Blair Zimmerman, a Democratic county commissioner in Greene County and retired coal miner of 40 years, was disappointed by Mr. Trump’s election.

“We can’t have the blinders on,” he said. “We have to look beyond coal. Even if coal comes back — meaning rolling back some of the regulations that will let you sell more coal — there’s not going to be a lot of new coal mines in the area.”

He added, “I hope this government looks beyond the coal industry and says, OK, things are going to change, we need to help these people start the transition.”

Mr. Trump had his eye on getting miners back to work when he met with Robert Murray, CEO of Ohio-based coal miner Murray Energy Corp., earlier this year, according to Murray’s vice president of government affairs Michael Carey.

Speaking at a coal industry conference in Pittsburgh in September, Mr. Carey said a President Trump would struggle to bring Appalachian coal production back to its glory days. “It’s very simple. There’s not much he can do,” he said.

“He can stop the bleeding,” Mr. Carey said, noting Mr. Trump’s promise to halt all environmental regulations in the first 100 days.

One likely course of action is Mr. Trump’s plan to nominate a conservative justice to the fill the vacant seat on the U.S. Supreme Court who will sway a final court decision on the Clean Power Plan. The spate of clean air rules, finalized by the EPA last year, seek to cut carbon dioxide emissions from the U.S. power sector by 32 percent by 2032.

A group of conservative states and interest groups, including the National Mining Association, sued the government over the Clean Power Plan. Regardless of the outcome in the U.S. Court of Appeals for the District of Columbia, the Supreme Court is likely to hear the case next year. 

Mr. Trump could also cancel U.S. commitments to a global climate agreement brokered last year in Paris and lift the U.S. Department of Interior’s moratorium on coal mining on federal lands.

In September, Mr. Trump said he selected Myron Ebell, a climate change skeptic and director of energy and environment policy at the conservative think tank Competitive Enterprise Institute, to lead his EPA transition team. 

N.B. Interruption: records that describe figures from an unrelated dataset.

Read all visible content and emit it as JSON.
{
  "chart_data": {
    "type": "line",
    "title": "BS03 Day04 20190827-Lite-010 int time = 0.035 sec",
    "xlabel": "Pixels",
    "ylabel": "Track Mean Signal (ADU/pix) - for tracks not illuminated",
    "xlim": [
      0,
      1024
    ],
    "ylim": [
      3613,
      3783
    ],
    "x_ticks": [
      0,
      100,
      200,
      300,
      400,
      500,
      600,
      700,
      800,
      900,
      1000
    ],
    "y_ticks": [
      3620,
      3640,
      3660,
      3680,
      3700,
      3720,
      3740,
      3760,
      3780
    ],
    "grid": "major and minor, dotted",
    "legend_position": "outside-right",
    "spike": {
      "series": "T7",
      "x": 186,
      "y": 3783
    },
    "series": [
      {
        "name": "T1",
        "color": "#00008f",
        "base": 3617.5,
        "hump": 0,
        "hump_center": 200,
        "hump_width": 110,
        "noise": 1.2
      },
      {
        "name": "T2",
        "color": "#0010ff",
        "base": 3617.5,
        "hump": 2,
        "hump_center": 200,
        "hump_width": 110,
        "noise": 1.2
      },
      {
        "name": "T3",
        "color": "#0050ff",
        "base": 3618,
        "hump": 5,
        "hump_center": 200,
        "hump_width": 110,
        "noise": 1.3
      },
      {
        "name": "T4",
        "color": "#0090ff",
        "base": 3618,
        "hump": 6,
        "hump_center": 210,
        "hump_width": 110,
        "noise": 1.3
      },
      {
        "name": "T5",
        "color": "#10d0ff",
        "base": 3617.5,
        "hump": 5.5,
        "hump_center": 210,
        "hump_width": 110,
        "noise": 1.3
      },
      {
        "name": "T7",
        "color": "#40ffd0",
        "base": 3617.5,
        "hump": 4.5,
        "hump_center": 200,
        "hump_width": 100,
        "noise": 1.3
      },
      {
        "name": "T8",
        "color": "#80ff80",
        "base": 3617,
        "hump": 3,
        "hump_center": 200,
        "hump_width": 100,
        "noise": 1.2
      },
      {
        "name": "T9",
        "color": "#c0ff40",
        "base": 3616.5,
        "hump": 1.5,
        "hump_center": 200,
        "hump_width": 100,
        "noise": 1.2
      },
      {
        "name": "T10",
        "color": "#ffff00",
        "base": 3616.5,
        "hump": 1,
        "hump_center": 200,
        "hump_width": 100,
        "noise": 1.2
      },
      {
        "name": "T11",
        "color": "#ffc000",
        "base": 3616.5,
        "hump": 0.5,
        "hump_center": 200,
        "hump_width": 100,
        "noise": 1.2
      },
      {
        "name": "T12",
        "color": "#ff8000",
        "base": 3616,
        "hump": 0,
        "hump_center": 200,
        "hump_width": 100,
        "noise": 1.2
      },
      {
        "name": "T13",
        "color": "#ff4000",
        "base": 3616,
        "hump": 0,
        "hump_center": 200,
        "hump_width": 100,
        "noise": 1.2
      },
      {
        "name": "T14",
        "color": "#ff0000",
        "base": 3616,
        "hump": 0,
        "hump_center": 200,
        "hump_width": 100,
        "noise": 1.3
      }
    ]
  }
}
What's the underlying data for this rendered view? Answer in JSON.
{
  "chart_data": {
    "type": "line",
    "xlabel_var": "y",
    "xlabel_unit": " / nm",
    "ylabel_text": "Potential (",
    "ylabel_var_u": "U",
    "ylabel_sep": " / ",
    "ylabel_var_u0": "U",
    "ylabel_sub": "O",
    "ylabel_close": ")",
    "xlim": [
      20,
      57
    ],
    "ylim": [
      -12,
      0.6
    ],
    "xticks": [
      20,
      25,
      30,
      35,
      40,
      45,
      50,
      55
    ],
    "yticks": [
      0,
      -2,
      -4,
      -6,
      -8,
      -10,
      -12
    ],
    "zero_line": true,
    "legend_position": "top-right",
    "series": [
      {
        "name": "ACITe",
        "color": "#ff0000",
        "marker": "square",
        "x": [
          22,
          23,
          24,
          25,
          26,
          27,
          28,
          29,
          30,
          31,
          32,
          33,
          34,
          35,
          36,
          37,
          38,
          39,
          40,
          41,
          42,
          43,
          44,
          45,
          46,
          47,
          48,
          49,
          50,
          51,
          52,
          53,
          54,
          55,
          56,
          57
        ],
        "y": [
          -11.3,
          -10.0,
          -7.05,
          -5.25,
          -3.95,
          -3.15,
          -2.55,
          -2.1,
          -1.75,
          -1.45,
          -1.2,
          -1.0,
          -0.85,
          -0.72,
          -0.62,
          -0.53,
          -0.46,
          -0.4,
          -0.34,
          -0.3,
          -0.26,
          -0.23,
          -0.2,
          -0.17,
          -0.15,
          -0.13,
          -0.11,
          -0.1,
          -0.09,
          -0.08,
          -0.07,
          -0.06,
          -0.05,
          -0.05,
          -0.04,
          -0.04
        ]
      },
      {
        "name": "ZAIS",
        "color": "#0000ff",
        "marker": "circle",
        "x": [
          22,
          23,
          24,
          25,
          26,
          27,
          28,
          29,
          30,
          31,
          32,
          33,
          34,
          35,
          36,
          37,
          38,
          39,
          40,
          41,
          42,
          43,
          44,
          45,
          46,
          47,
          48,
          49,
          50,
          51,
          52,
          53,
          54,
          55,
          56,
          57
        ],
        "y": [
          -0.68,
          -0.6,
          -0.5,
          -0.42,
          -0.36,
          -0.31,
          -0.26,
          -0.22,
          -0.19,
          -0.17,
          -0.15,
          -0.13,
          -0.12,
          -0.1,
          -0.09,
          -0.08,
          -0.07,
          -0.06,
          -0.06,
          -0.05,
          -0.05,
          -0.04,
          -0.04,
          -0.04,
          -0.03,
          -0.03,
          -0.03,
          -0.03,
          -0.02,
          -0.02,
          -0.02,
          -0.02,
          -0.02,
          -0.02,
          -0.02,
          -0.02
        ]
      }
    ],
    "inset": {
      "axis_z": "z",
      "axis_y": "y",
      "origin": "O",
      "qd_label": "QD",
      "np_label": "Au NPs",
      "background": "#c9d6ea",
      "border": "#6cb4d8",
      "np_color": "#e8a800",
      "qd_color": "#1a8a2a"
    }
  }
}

Meanwhile, union coal miners were apparently divided by the candidates. For the second consecutive presidential election, the United Mine Workers of America declined to endorse a candidate after endorsing Mr. Obama in 2008.

At a UMWA rally at the Greene County Fairgrounds in April, miners seethed anger at both candidates and flung vitriol at coal companies for cutting retirement benefits in bankruptcy. The rally came on the heels of Ms. Clinton's comment in March that she planned to “put a lot of coal companies and coal miners out of business.”

A statement Wednesday from UMWA President Cecil E. Roberts contained little emotion: “The people have spoken. Millions are happy with the results, millions are not,” it read.

Mr. Roberts repeated the union’s call for Congress to pass legislation that would shore up pension funds — a bill that Republicans, including Pennsylvania Sen. Pat Toomey, have hesitated to support.   

“President-elect Trump has spoken many times about addressing the serious economic disaster that is affecting large areas of Appalachia and other coal-producing areas of our country by putting coal miners back to work,” the statement continued. “No one is more interested in doing just exactly that than the UMWA.”